The feckless and spineless appear to prefer a superficial war.
Superficial war was the coin of the last administration. Bill Clinton
offered bombast, declaring war against terrorism in 1998. Was that
rhetorical excess? A more apt description is words without deeds. Sept.r 11
demonstrates that the price for waging a superficial war is stiff.

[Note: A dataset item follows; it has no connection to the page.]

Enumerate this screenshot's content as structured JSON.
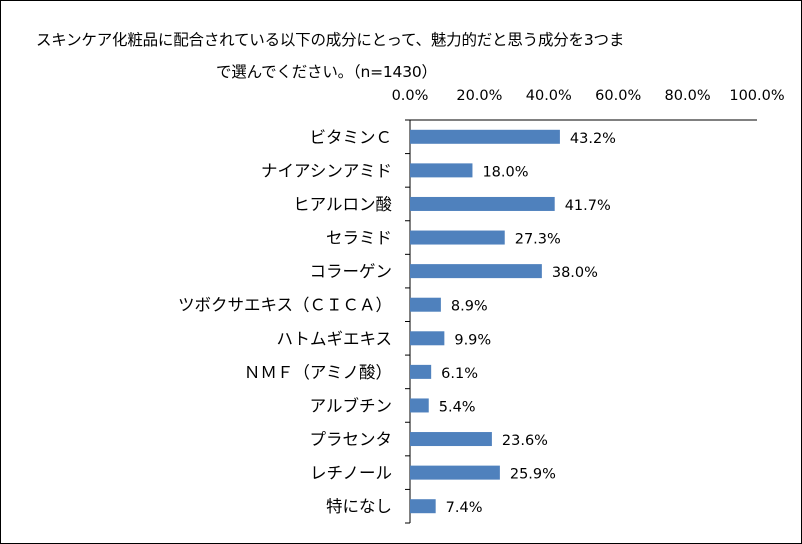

In contrast, Bush provides leadership and budget. Naming the
names demonstrates that Bush is not going to fight a superficial war,
because the future price exacted by either terrorists or rogue-leaders using
WMD will be far too terrible.
Yet the feckless and spineless are shocked at President Bush
naming names.
They shouldn't be. Everyone knows who they are. Last fall,
Undersecretary of State John Bolton tabbed Iraq, Sudan, Libya, Syria, Iran
and North Korea as states possessing or pursuing bio-terror weapons. These
six dreg states have all served as entrepots for global terror
organizations -- sustaining them with men, money and guns. Bush was merely
drawing a finer bead, fingering the three chief culprits.

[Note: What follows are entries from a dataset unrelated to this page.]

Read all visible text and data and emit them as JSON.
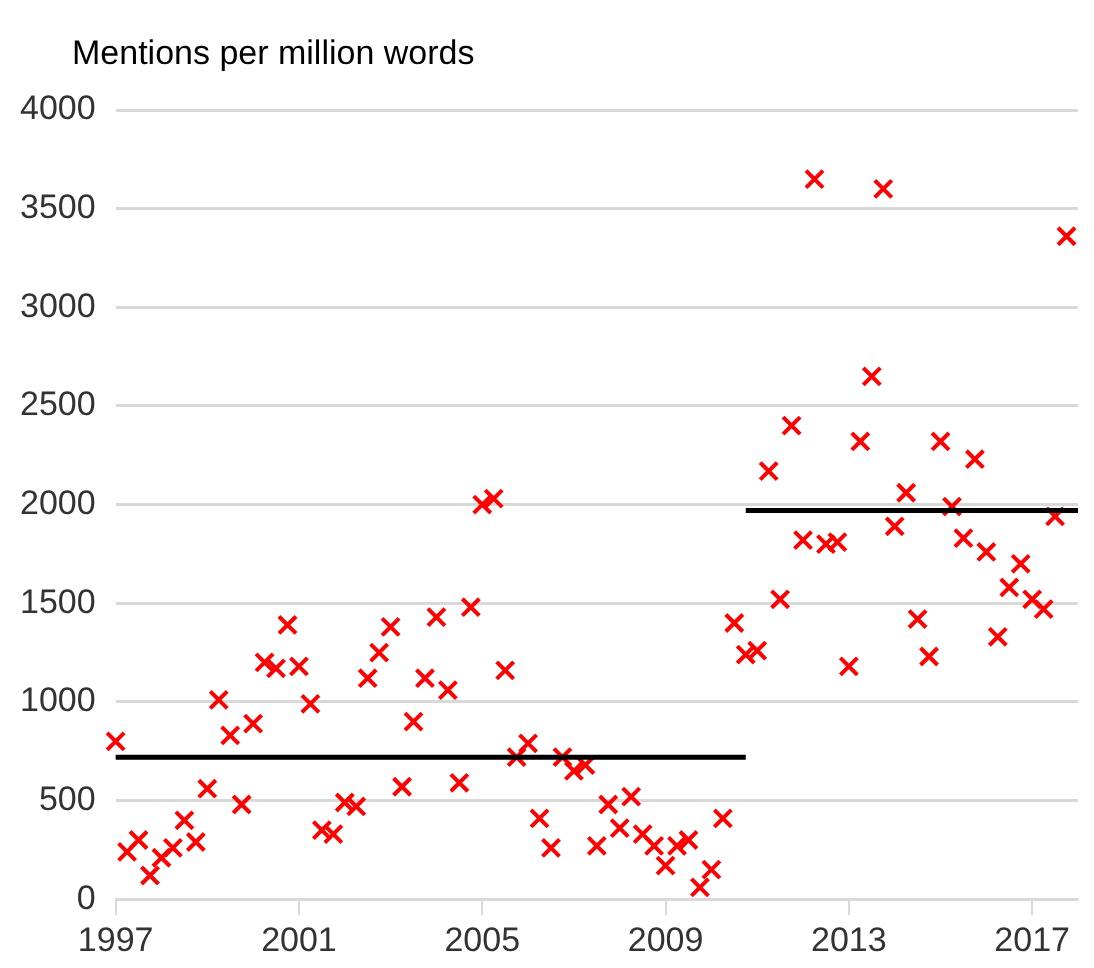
{
  "chart_data": {
    "type": "scatter",
    "ylabel": "Mentions per million words",
    "x": [
      1997,
      1997.25,
      1997.5,
      1997.75,
      1998,
      1998.25,
      1998.5,
      1998.75,
      1999,
      1999.25,
      1999.5,
      1999.75,
      2000,
      2000.25,
      2000.5,
      2000.75,
      2001,
      2001.25,
      2001.5,
      2001.75,
      2002,
      2002.25,
      2002.5,
      2002.75,
      2003,
      2003.25,
      2003.5,
      2003.75,
      2004,
      2004.25,
      2004.5,
      2004.75,
      2005,
      2005.25,
      2005.5,
      2005.75,
      2006,
      2006.25,
      2006.5,
      2006.75,
      2007,
      2007.25,
      2007.5,
      2007.75,
      2008,
      2008.25,
      2008.5,
      2008.75,
      2009,
      2009.25,
      2009.5,
      2009.75,
      2010,
      2010.25,
      2010.5,
      2010.75,
      2011,
      2011.25,
      2011.5,
      2011.75,
      2012,
      2012.25,
      2012.5,
      2012.75,
      2013,
      2013.25,
      2013.5,
      2013.75,
      2014,
      2014.25,
      2014.5,
      2014.75,
      2015,
      2015.25,
      2015.5,
      2015.75,
      2016,
      2016.25,
      2016.5,
      2016.75,
      2017,
      2017.25,
      2017.5,
      2017.75
    ],
    "series": [
      {
        "color": "#ff0000",
        "marker": "cross",
        "values": [
          800,
          240,
          300,
          120,
          210,
          260,
          400,
          290,
          560,
          1010,
          830,
          480,
          890,
          1200,
          1170,
          1390,
          1180,
          990,
          350,
          330,
          490,
          470,
          1120,
          1250,
          1380,
          570,
          900,
          1120,
          1430,
          1060,
          590,
          1480,
          2000,
          2030,
          1160,
          720,
          790,
          410,
          260,
          720,
          650,
          680,
          270,
          480,
          360,
          520,
          330,
          270,
          170,
          270,
          300,
          60,
          150,
          410,
          1400,
          1240,
          1260,
          2170,
          1520,
          2400,
          1820,
          3650,
          1800,
          1810,
          1180,
          2320,
          2650,
          3600,
          1890,
          2060,
          1420,
          1230,
          2320,
          1990,
          1830,
          2230,
          1760,
          1330,
          1580,
          1700,
          1520,
          1470,
          1940,
          3360
        ]
      },
      {
        "type": "line",
        "color": "#000000",
        "marker": "none",
        "x": [
          1997,
          2010.75
        ],
        "values": [
          720,
          720
        ]
      },
      {
        "type": "line",
        "color": "#000000",
        "marker": "none",
        "x": [
          2010.75,
          2018
        ],
        "values": [
          1970,
          1970
        ]
      }
    ],
    "xlim": [
      1997,
      2018
    ],
    "xticks": [
      1997,
      2001,
      2005,
      2009,
      2013,
      2017
    ],
    "ylim": [
      0,
      4000
    ],
    "yticks": [
      0,
      500,
      1000,
      1500,
      2000,
      2500,
      3000,
      3500,
      4000
    ],
    "grid": "y",
    "legend": false
  }
}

The administration clearly understands that Iran, North Korea
and Iraq represent distinct challenges. The Iranian people are sick of their
fundamentalist dictators. American political, economic and intelligence
operations will help support Iranians seeking democratic change. The
mullahs, however, have been given notice that the United States will no
longer accept their edgier capers, such as allowing Al Qaeda terrorists to
escape through Iran. North Korea is a basket case, but a basket case that
still prefers to proliferate rather than cooperate. The Bush message to
Pyongyang is to recalculate. Since Sept. 11, the gray zone for facilitating
terror has shrunk. The few millions Kim Jong Il's cohorts obtain from
selling weapons to terrorists could quickly turn their basket into a casket.
As for Iraq's Saddam Hussein, that particular hub of the "axis
of evil" will be broken by bombs and tanks. Put him on List E, the one for
dead dictators who will not be missed or mourned.